The matter was debated in parliament last September, when Labour MP Mike Gapes said: “This numerically is a bigger scandal than Windrush in terms of people removed and lives destroyed.

“The injustice is grave, the numbers are huge.”

The government refused to budge from its official line that its response had been “measured and proportionate” and it was committed to a fair immigration system.
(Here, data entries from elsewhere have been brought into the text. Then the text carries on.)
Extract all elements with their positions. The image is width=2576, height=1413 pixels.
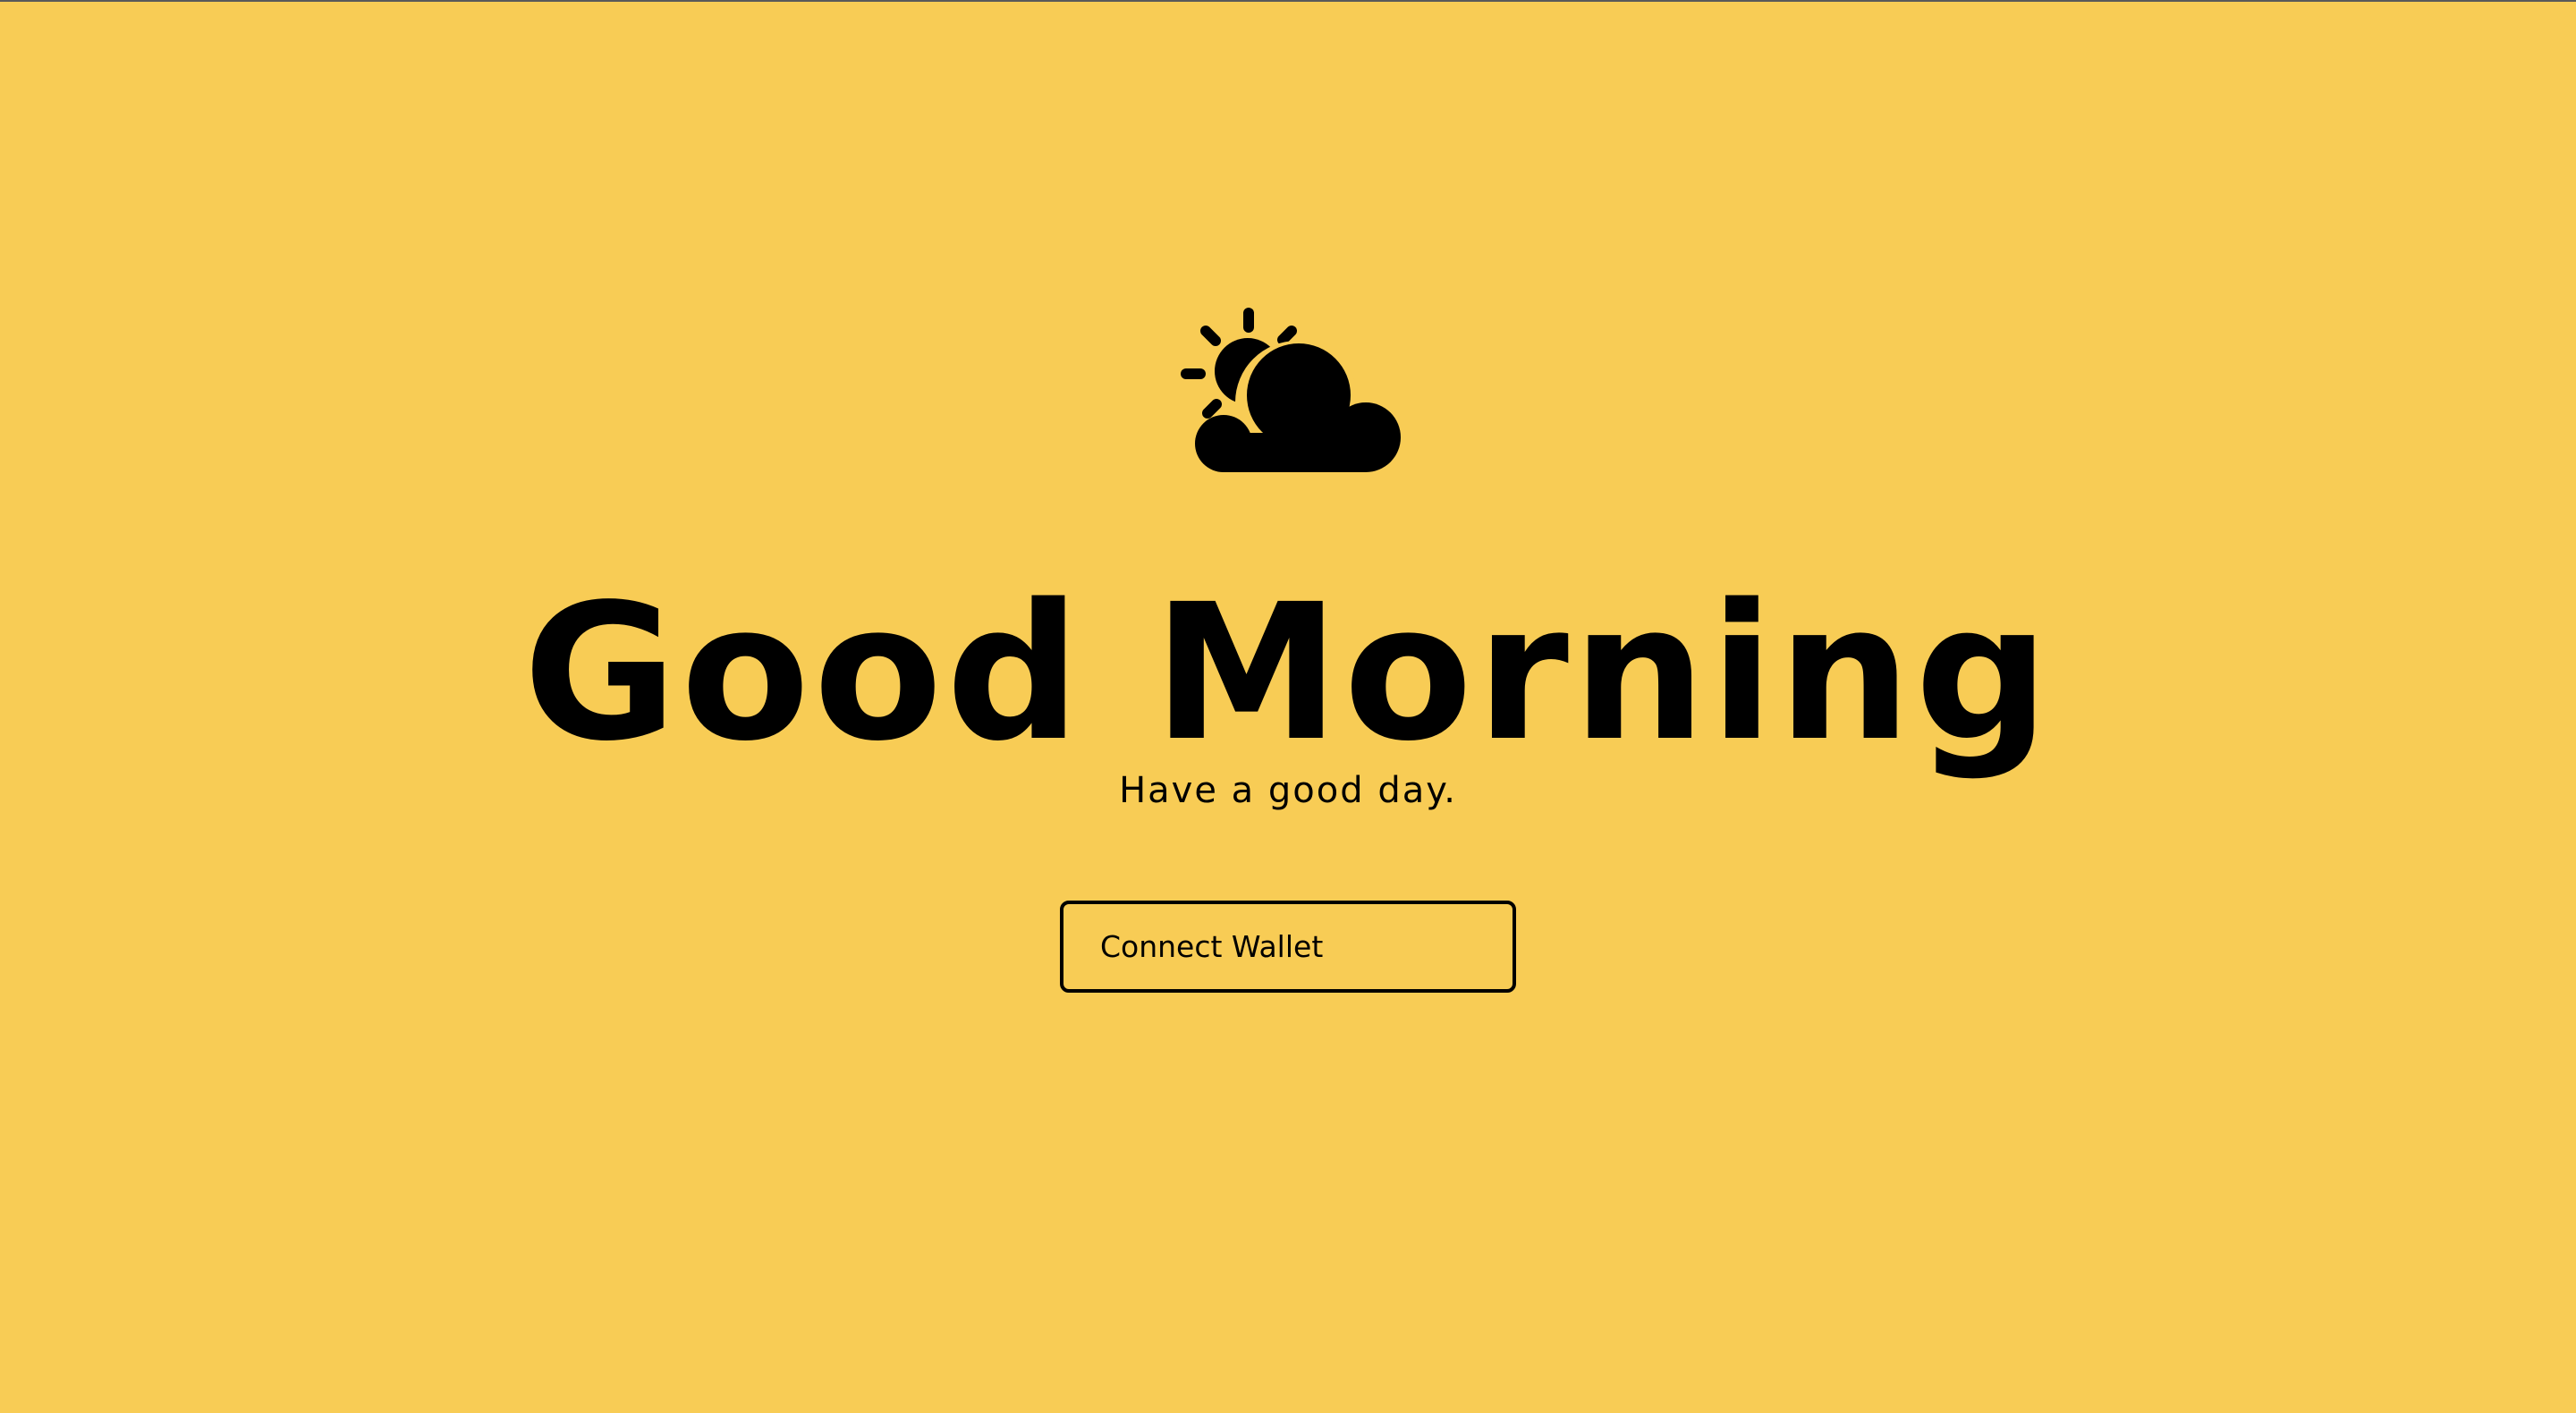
top-border (0, 0, 2576, 2)
greeting-title: Good Morning (522, 563, 2054, 783)
connect-wallet-button[interactable]: Connect Wallet (1060, 901, 1516, 993)
greeting-subtitle: Have a good day. (1119, 770, 1457, 811)
partly-cloudy-icon (1172, 300, 1404, 492)
connect-wallet-label: Connect Wallet (1100, 928, 1324, 964)
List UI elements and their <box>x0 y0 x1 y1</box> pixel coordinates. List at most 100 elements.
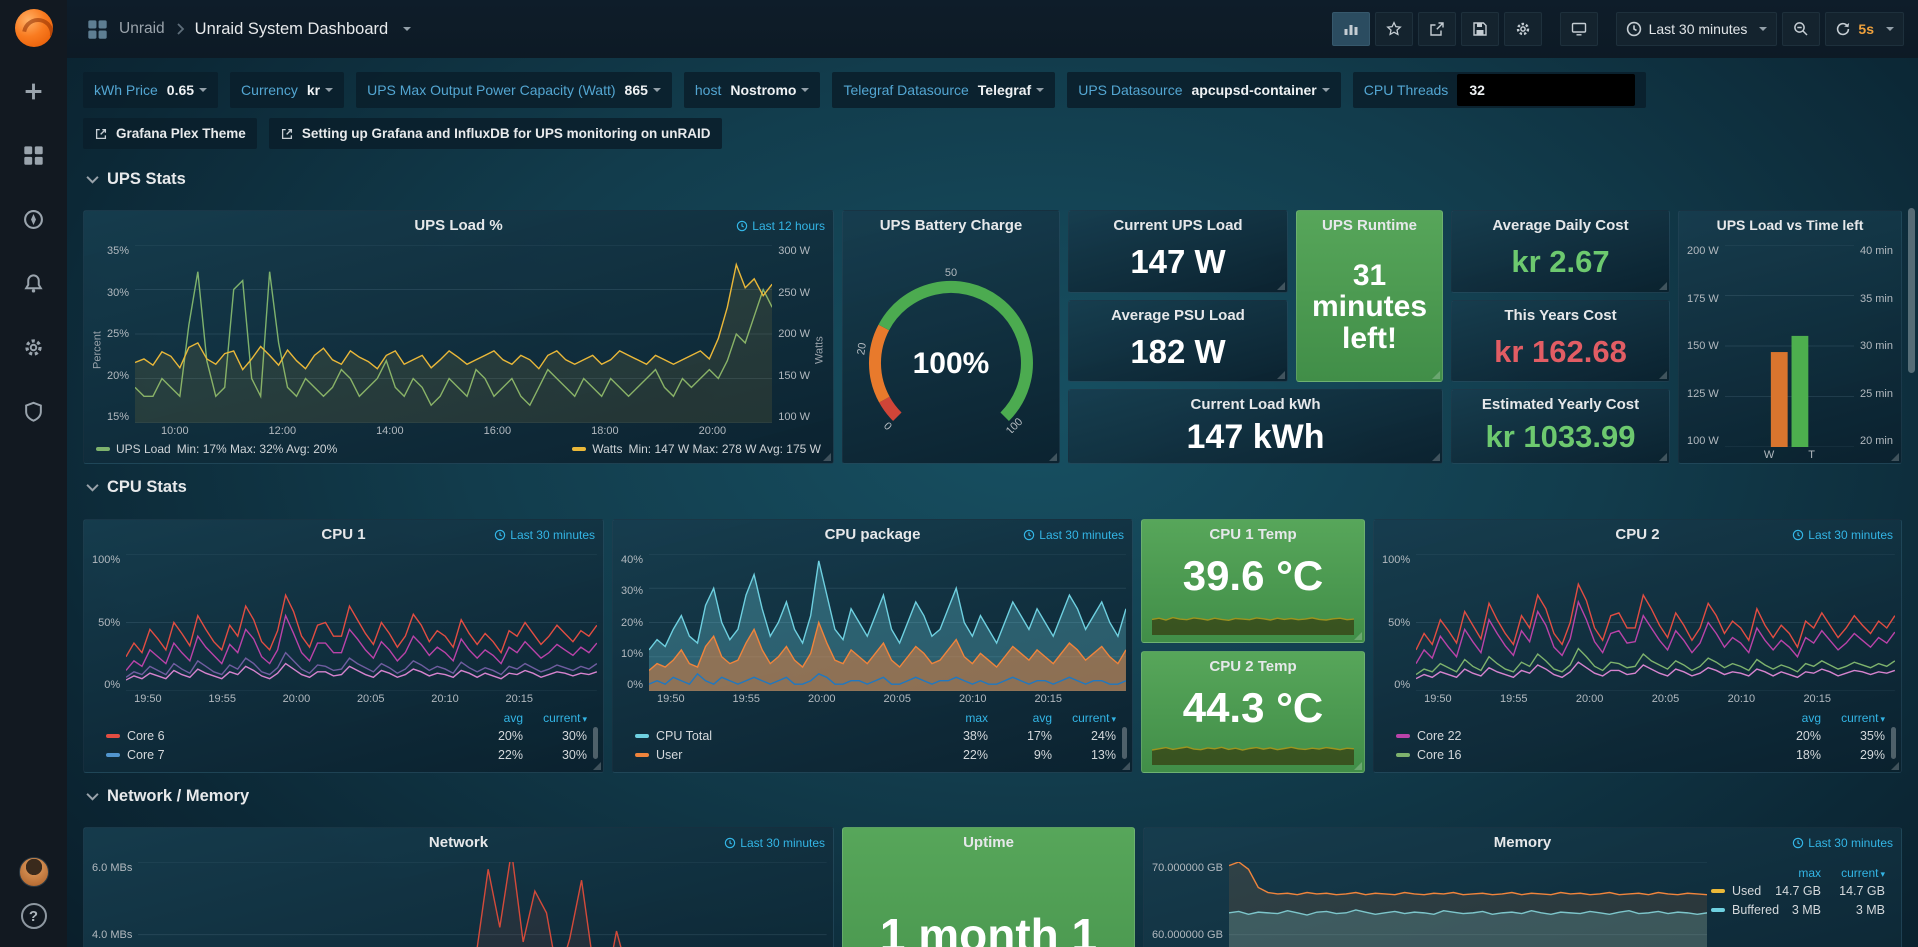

In a statement, a Home Office spokesperson said: “The investigation in 2014 into the abuse of English language testing revealed systemic cheating which was indicative of significant organised fraud.

“The scale of this is shown by the fact that over 20 people who facilitated the fraud have received criminal convictions, with prison sentences totalling 68 years.”

But the criminal cases, such as a trial that concluded in November last year, targeted the perpetrators of the fraud and did nothing to identify those who used the illegal services they provided – or those who didn’t.

For Chowdhury, it did nothing to help clear his name.

I thought there was justice in this country. I thought you could go to court and get justice if you’ve been wrongly accused of something. But I can’t,” he says.

“I’m losing all hope now. I can’t sleep – I just keep thinking, what am I doing here? All my friends are doing PhDs or have careers now – I’m just stuck.

“I feel like I’m in the middle of the ocean. I can’t see any way out.”